Insulin resistance is a major hallmark of type 2 diabetes. But, recent studies in mice suggest resistance to insulin-like growth factor 1 (IGF1-) is also a feature of the disease. Indeed, mice genetically engineered to have muscle cells resistant to both insulin and IGF-1, develop a form of diabetes. And, as Viswambharan and colleagues now show, humans with diabetes and atherosclerosis also have insulin and IGF-1 resistant cells. The team also examined the particular effects of endothelial-specific insulin and IGF-1 resistance in mice and found that, unlike the previously studied animals whose muscle cells were resistant to the two hormones, mice with endothelial-specific resistance did not develop diabetes. Instead glucose uptake into the animals’ muscle and fat tissue was increased compared with that seen in control animals. The team went on to uncover the molecular mechanism of this unexpected favorable effect, showing that altered endothelial production of ROS—specifically increased hydrogen peroxide—primed the muscle and fat for glucose uptake. The results reveal a hitherto unexplored crosstalk between the endothelium and fat and muscle during metabolic stress that could potentially be exploited for novel diabetes treatments.

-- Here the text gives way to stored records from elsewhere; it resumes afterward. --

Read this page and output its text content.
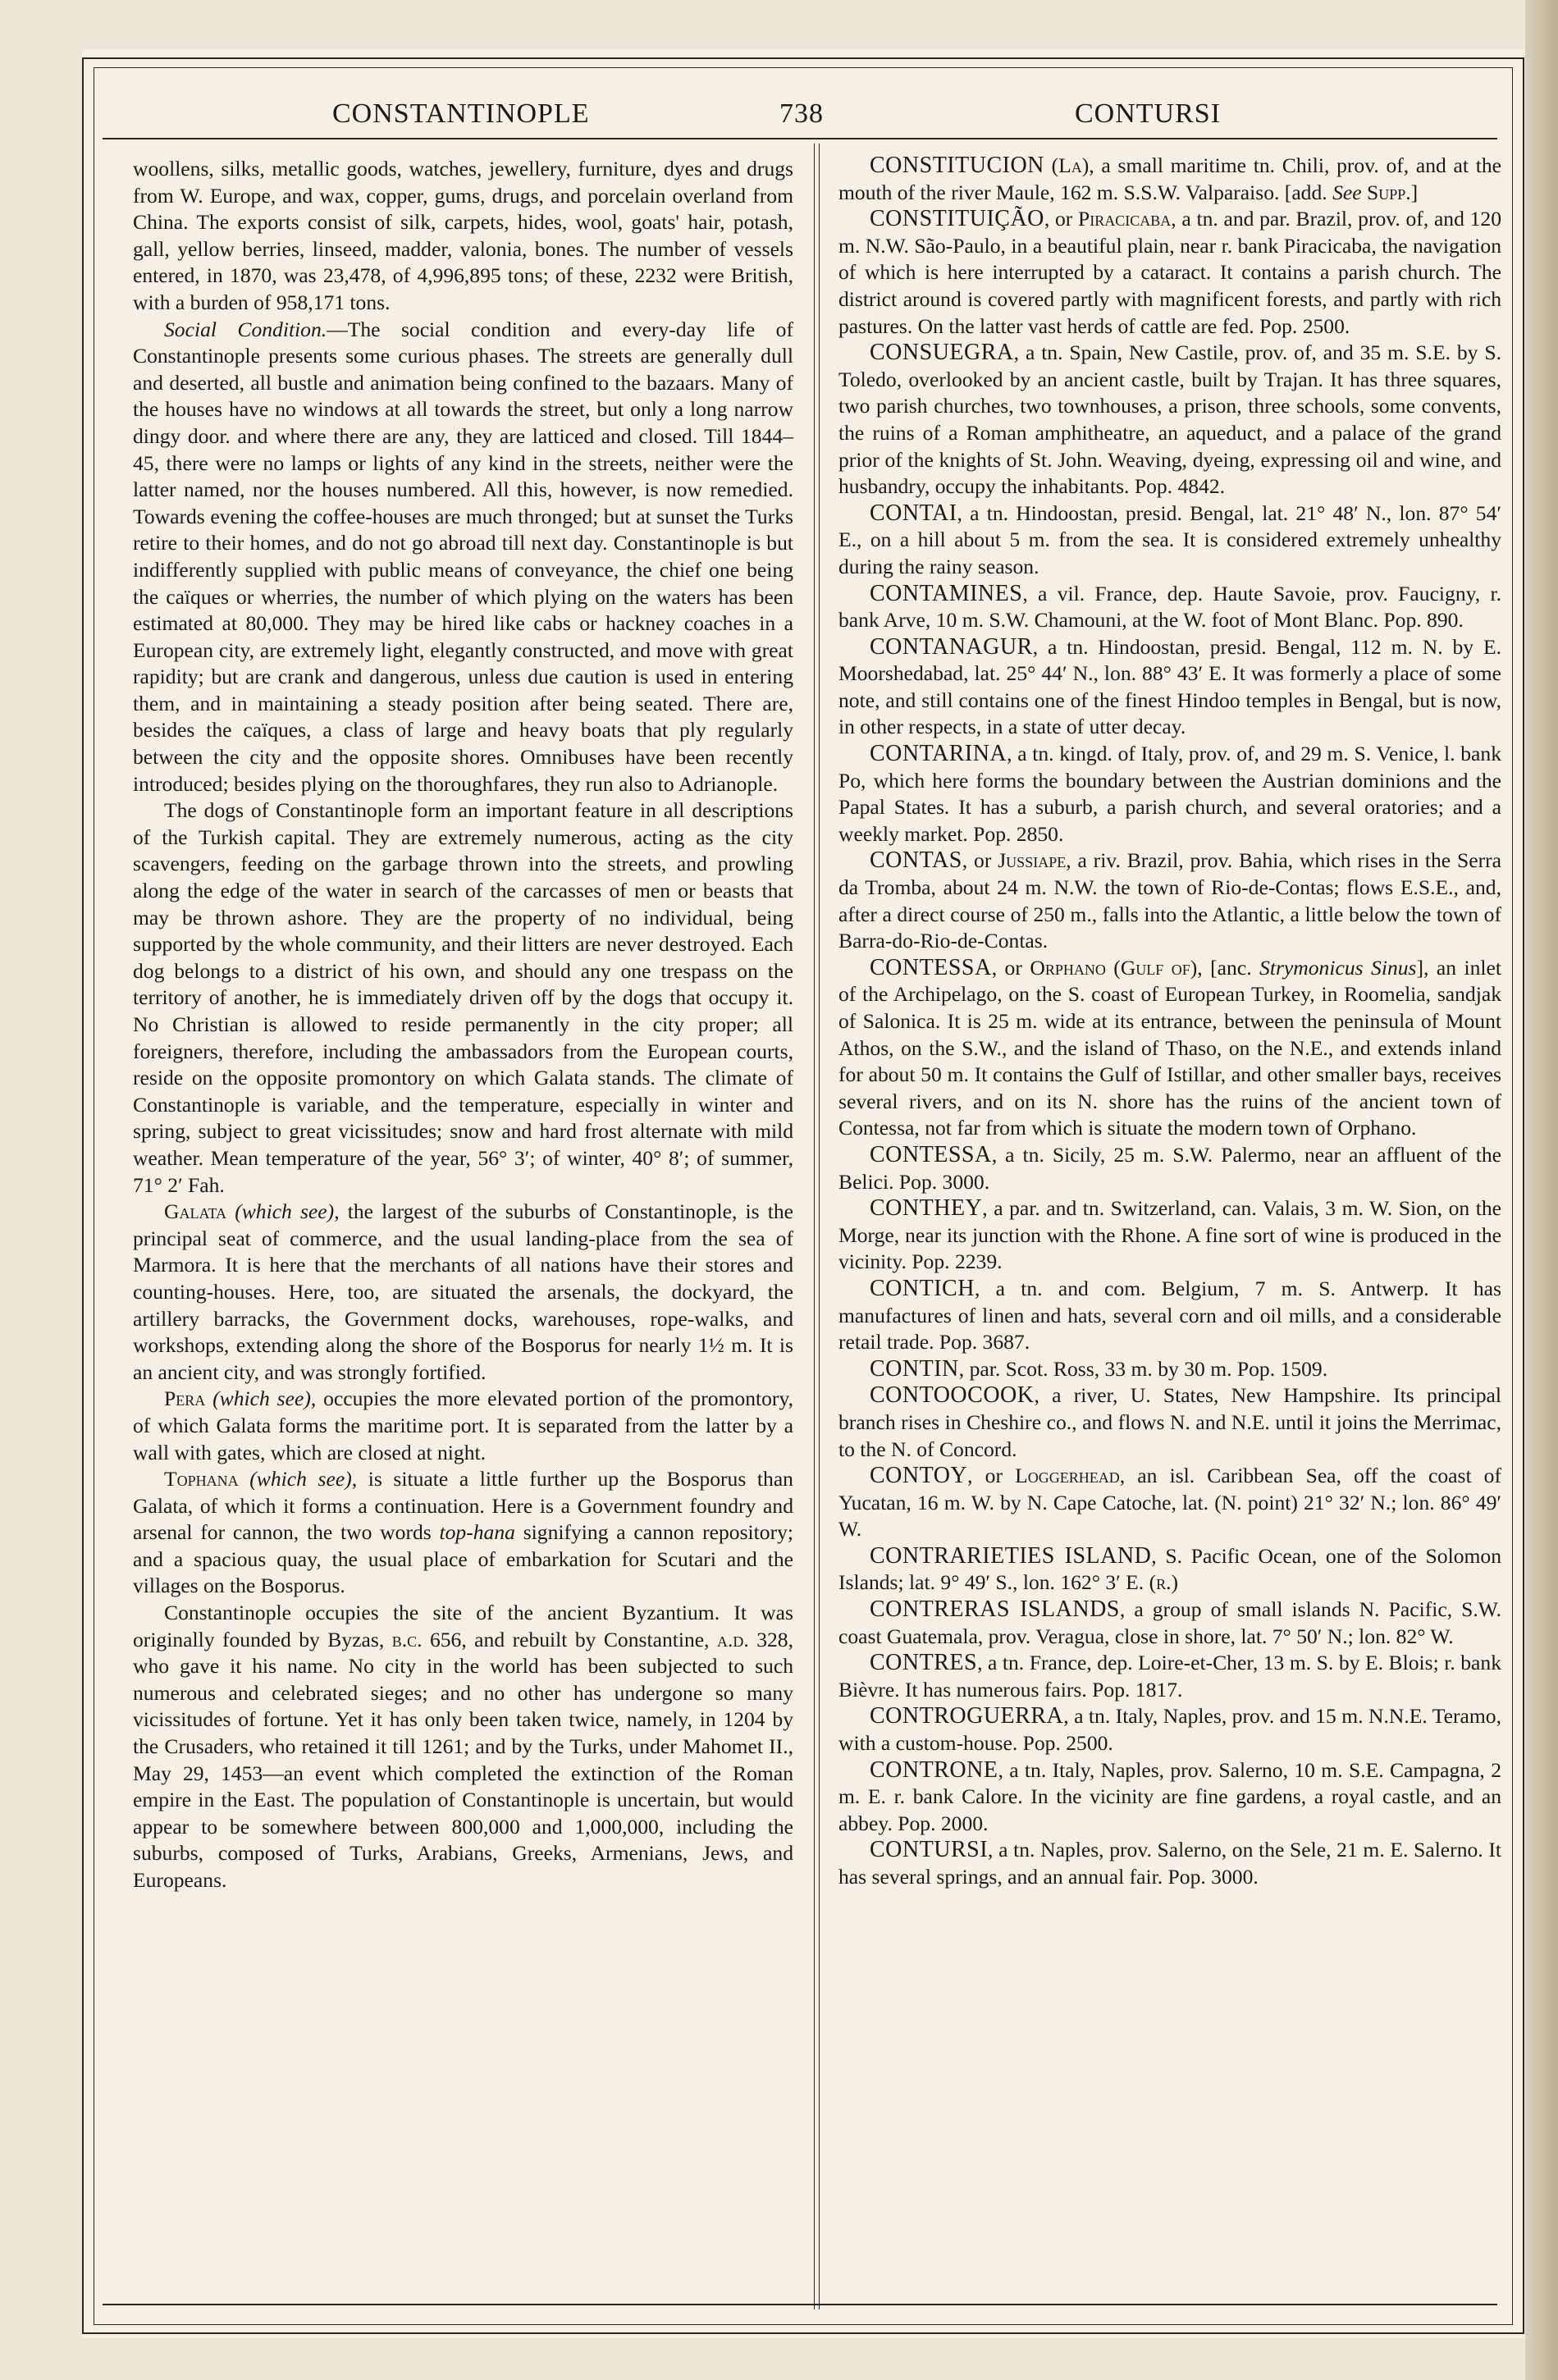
CONSTANTINOPLE	738	CONTURSI

woollens, silks, metallic goods, watches, jewellery, furniture, dyes and drugs from W. Europe, and wax, copper, gums, drugs, and porcelain overland from China. The exports consist of silk, carpets, hides, wool, goats' hair, potash, gall, yellow berries, linseed, madder, valonia, bones. The number of vessels entered, in 1870, was 23,478, of 4,996,895 tons; of these, 2232 were British, with a burden of 958,171 tons.

Social Condition.—The social condition and every-day life of Constantinople presents some curious phases. The streets are generally dull and deserted, all bustle and animation being confined to the bazaars. Many of the houses have no windows at all towards the street, but only a long narrow dingy door. and where there are any, they are latticed and closed. Till 1844–45, there were no lamps or lights of any kind in the streets, neither were the latter named, nor the houses numbered. All this, however, is now remedied. Towards evening the coffee-houses are much thronged; but at sunset the Turks retire to their homes, and do not go abroad till next day. Constantinople is but indifferently supplied with public means of conveyance, the chief one being the caïques or wherries, the number of which plying on the waters has been estimated at 80,000. They may be hired like cabs or hackney coaches in a European city, are extremely light, elegantly constructed, and move with great rapidity; but are crank and dangerous, unless due caution is used in entering them, and in maintaining a steady position after being seated. There are, besides the caïques, a class of large and heavy boats that ply regularly between the city and the opposite shores. Omnibuses have been recently introduced; besides plying on the thoroughfares, they run also to Adrianople.

The dogs of Constantinople form an important feature in all descriptions of the Turkish capital. They are extremely numerous, acting as the city scavengers, feeding on the garbage thrown into the streets, and prowling along the edge of the water in search of the carcasses of men or beasts that may be thrown ashore. They are the property of no individual, being supported by the whole community, and their litters are never destroyed. Each dog belongs to a district of his own, and should any one trespass on the territory of another, he is immediately driven off by the dogs that occupy it. No Christian is allowed to reside permanently in the city proper; all foreigners, therefore, including the ambassadors from the European courts, reside on the opposite promontory on which Galata stands. The climate of Constantinople is variable, and the temperature, especially in winter and spring, subject to great vicissitudes; snow and hard frost alternate with mild weather. Mean temperature of the year, 56° 3′; of winter, 40° 8′; of summer, 71° 2′ Fah.

Galata (which see), the largest of the suburbs of Constantinople, is the principal seat of commerce, and the usual landing-place from the sea of Marmora. It is here that the merchants of all nations have their stores and counting-houses. Here, too, are situated the arsenals, the dockyard, the artillery barracks, the Government docks, warehouses, rope-walks, and workshops, extending along the shore of the Bosporus for nearly 1½ m. It is an ancient city, and was strongly fortified.

Pera (which see), occupies the more elevated portion of the promontory, of which Galata forms the maritime port. It is separated from the latter by a wall with gates, which are closed at night.

Tophana (which see), is situate a little further up the Bosporus than Galata, of which it forms a continuation. Here is a Government foundry and arsenal for cannon, the two words top-hana signifying a cannon repository; and a spacious quay, the usual place of embarkation for Scutari and the villages on the Bosporus.

Constantinople occupies the site of the ancient Byzantium. It was originally founded by Byzas, b.c. 656, and rebuilt by Constantine, a.d. 328, who gave it his name. No city in the world has been subjected to such numerous and celebrated sieges; and no other has undergone so many vicissitudes of fortune. Yet it has only been taken twice, namely, in 1204 by the Crusaders, who retained it till 1261; and by the Turks, under Mahomet II., May 29, 1453—an event which completed the extinction of the Roman empire in the East. The population of Constantinople is uncertain, but would appear to be somewhere between 800,000 and 1,000,000, including the suburbs, composed of Turks, Arabians, Greeks, Armenians, Jews, and Europeans.

CONSTITUCION (La), a small maritime tn. Chili, prov. of, and at the mouth of the river Maule, 162 m. S.S.W. Valparaiso. [add. See Supp.]

CONSTITUIÇÃO, or Piracicaba, a tn. and par. Brazil, prov. of, and 120 m. N.W. São-Paulo, in a beautiful plain, near r. bank Piracicaba, the navigation of which is here interrupted by a cataract. It contains a parish church. The district around is covered partly with magnificent forests, and partly with rich pastures. On the latter vast herds of cattle are fed. Pop. 2500.

CONSUEGRA, a tn. Spain, New Castile, prov. of, and 35 m. S.E. by S. Toledo, overlooked by an ancient castle, built by Trajan. It has three squares, two parish churches, two townhouses, a prison, three schools, some convents, the ruins of a Roman amphitheatre, an aqueduct, and a palace of the grand prior of the knights of St. John. Weaving, dyeing, expressing oil and wine, and husbandry, occupy the inhabitants. Pop. 4842.

CONTAI, a tn. Hindoostan, presid. Bengal, lat. 21° 48′ N., lon. 87° 54′ E., on a hill about 5 m. from the sea. It is considered extremely unhealthy during the rainy season.

CONTAMINES, a vil. France, dep. Haute Savoie, prov. Faucigny, r. bank Arve, 10 m. S.W. Chamouni, at the W. foot of Mont Blanc. Pop. 890.

CONTANAGUR, a tn. Hindoostan, presid. Bengal, 112 m. N. by E. Moorshedabad, lat. 25° 44′ N., lon. 88° 43′ E. It was formerly a place of some note, and still contains one of the finest Hindoo temples in Bengal, but is now, in other respects, in a state of utter decay.

CONTARINA, a tn. kingd. of Italy, prov. of, and 29 m. S. Venice, l. bank Po, which here forms the boundary between the Austrian dominions and the Papal States. It has a suburb, a parish church, and several oratories; and a weekly market. Pop. 2850.

CONTAS, or Jussiape, a riv. Brazil, prov. Bahia, which rises in the Serra da Tromba, about 24 m. N.W. the town of Rio-de-Contas; flows E.S.E., and, after a direct course of 250 m., falls into the Atlantic, a little below the town of Barra-do-Rio-de-Contas.

CONTESSA, or Orphano (Gulf of), [anc. Strymonicus Sinus], an inlet of the Archipelago, on the S. coast of European Turkey, in Roomelia, sandjak of Salonica. It is 25 m. wide at its entrance, between the peninsula of Mount Athos, on the S.W., and the island of Thaso, on the N.E., and extends inland for about 50 m. It contains the Gulf of Istillar, and other smaller bays, receives several rivers, and on its N. shore has the ruins of the ancient town of Contessa, not far from which is situate the modern town of Orphano.

CONTESSA, a tn. Sicily, 25 m. S.W. Palermo, near an affluent of the Belici. Pop. 3000.

CONTHEY, a par. and tn. Switzerland, can. Valais, 3 m. W. Sion, on the Morge, near its junction with the Rhone. A fine sort of wine is produced in the vicinity. Pop. 2239.

CONTICH, a tn. and com. Belgium, 7 m. S. Antwerp. It has manufactures of linen and hats, several corn and oil mills, and a considerable retail trade. Pop. 3687.

CONTIN, par. Scot. Ross, 33 m. by 30 m. Pop. 1509.

CONTOOCOOK, a river, U. States, New Hampshire. Its principal branch rises in Cheshire co., and flows N. and N.E. until it joins the Merrimac, to the N. of Concord.

CONTOY, or Loggerhead, an isl. Caribbean Sea, off the coast of Yucatan, 16 m. W. by N. Cape Catoche, lat. (N. point) 21° 32′ N.; lon. 86° 49′ W.

CONTRARIETIES ISLAND, S. Pacific Ocean, one of the Solomon Islands; lat. 9° 49′ S., lon. 162° 3′ E. (r.)

CONTRERAS ISLANDS, a group of small islands N. Pacific, S.W. coast Guatemala, prov. Veragua, close in shore, lat. 7° 50′ N.; lon. 82° W.

CONTRES, a tn. France, dep. Loire-et-Cher, 13 m. S. by E. Blois; r. bank Bièvre. It has numerous fairs. Pop. 1817.

CONTROGUERRA, a tn. Italy, Naples, prov. and 15 m. N.N.E. Teramo, with a custom-house. Pop. 2500.

CONTRONE, a tn. Italy, Naples, prov. Salerno, 10 m. S.E. Campagna, 2 m. E. r. bank Calore. In the vicinity are fine gardens, a royal castle, and an abbey. Pop. 2000.

CONTURSI, a tn. Naples, prov. Salerno, on the Sele, 21 m. E. Salerno. It has several springs, and an annual fair. Pop. 3000.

当为心脏供血的血管形成限制血流的动脉粥样硬化斑块时，就会发生冠状动脉疾病 (CAD)。治疗 CAD 的建议策略是促进新血管的生长以补偿功能失调的血管，如果忽视它会导致心脏病发作。为此，研究人员已经确定了控制冠状血管发育的因素，包括转录因子 Dach1。在缺乏 Dach1 的小鼠中，胚胎冠状动脉发育受阻。但是，过度产生的 Dach1 是否会促进心脏血管发育，以及它是否会在成人中发挥作用，这些都是悬而未决的问题。为了找到答案，Raftrey 及其同事设计了可诱导的功能获得性 Dach1 小鼠。在发现胚胎中 Dach1 的过度表达确实促进了心脏动脉发育后，该团队在成年小鼠中诱导 Dach1 6 周。虽然在正常条件下这些动物和对照之间的动脉生长没有明显差异，但在心肌梗塞后，过表达 Dach1 的动物具有更好的恢复和存活，动脉生长和心脏功能增加。结果为研究 Dach1 介导的保护机制以及如何将其用作潜在的 CAD 治疗铺平了道路。

衰老与组织功能下降和各种健康问题有关。但是，至少在啮齿类动物中，某些因素，包括年轻动物的血浆和干细胞的外泌体，可以对老年动物产生恢复活力的作用。外泌体是包含细胞内容物的膜结合小颗粒，从细胞中释放后会在血液中循环。Zhang 及其同事现在表明，随着大鼠年龄的增长，动物的血清外泌体会积累促炎介质，如 C3a 和 C3b。此外，当老年大鼠遭受中风，然后注射从老年或年轻大鼠中分离的血清外泌体（每天两次，持续三天）时，接受年轻外泌体的那些在梗死面积和感觉运动缺陷方面表现更好，而那些接受老化外泌体的人情况更糟。该团队继续表明，注射的外泌体在中风损伤部位积聚，但与年轻供体相比，来自老年供体的外泌体导致突触功能降低的神经元的小胶质细胞吞噬更多。研究小组表明，防止小胶质细胞上的 C3a 活性逆转了旧外泌体的影响并改善了中风结果，这表明炎症分子的这种调节可能是中风的一种治疗策略。

胰岛素抵抗是 2 型糖尿病的主要标志。但是，最近对小鼠的研究表明，对胰岛素样生长因子 1 (IGF1-) 的抵抗也是这种疾病的一个特征。事实上，经过基因工程改造后，肌肉细胞对胰岛素和 IGF-1 都具有抗性的小鼠会患上一种糖尿病。而且，正如 Viswambharan 及其同事现在所表明的，患有糖尿病和动脉粥样硬化的人也有胰岛素和 IGF-1 抗性细胞。该团队还研究了内皮特异性胰岛素和 IGF-1 抵抗对小鼠的特殊影响，发现与先前研究的肌肉细胞对这两种激素有抵抗力的动物不同，具有内皮特异性抵抗的小鼠不会患上糖尿病。相反，与对照组动物相比，动物肌肉和脂肪组织的葡萄糖摄取增加了。该团队继续揭示这种意想不到的有利效应的分子机制，表明内皮细胞产生的 ROS 改变——特别是增加过氧化氢——为肌肉和脂肪吸收葡萄糖提供了准备。结果揭示了代谢压力期间内皮与脂肪和肌肉之间迄今为止尚未探索的串扰，这可能被用于新的糖尿病治疗。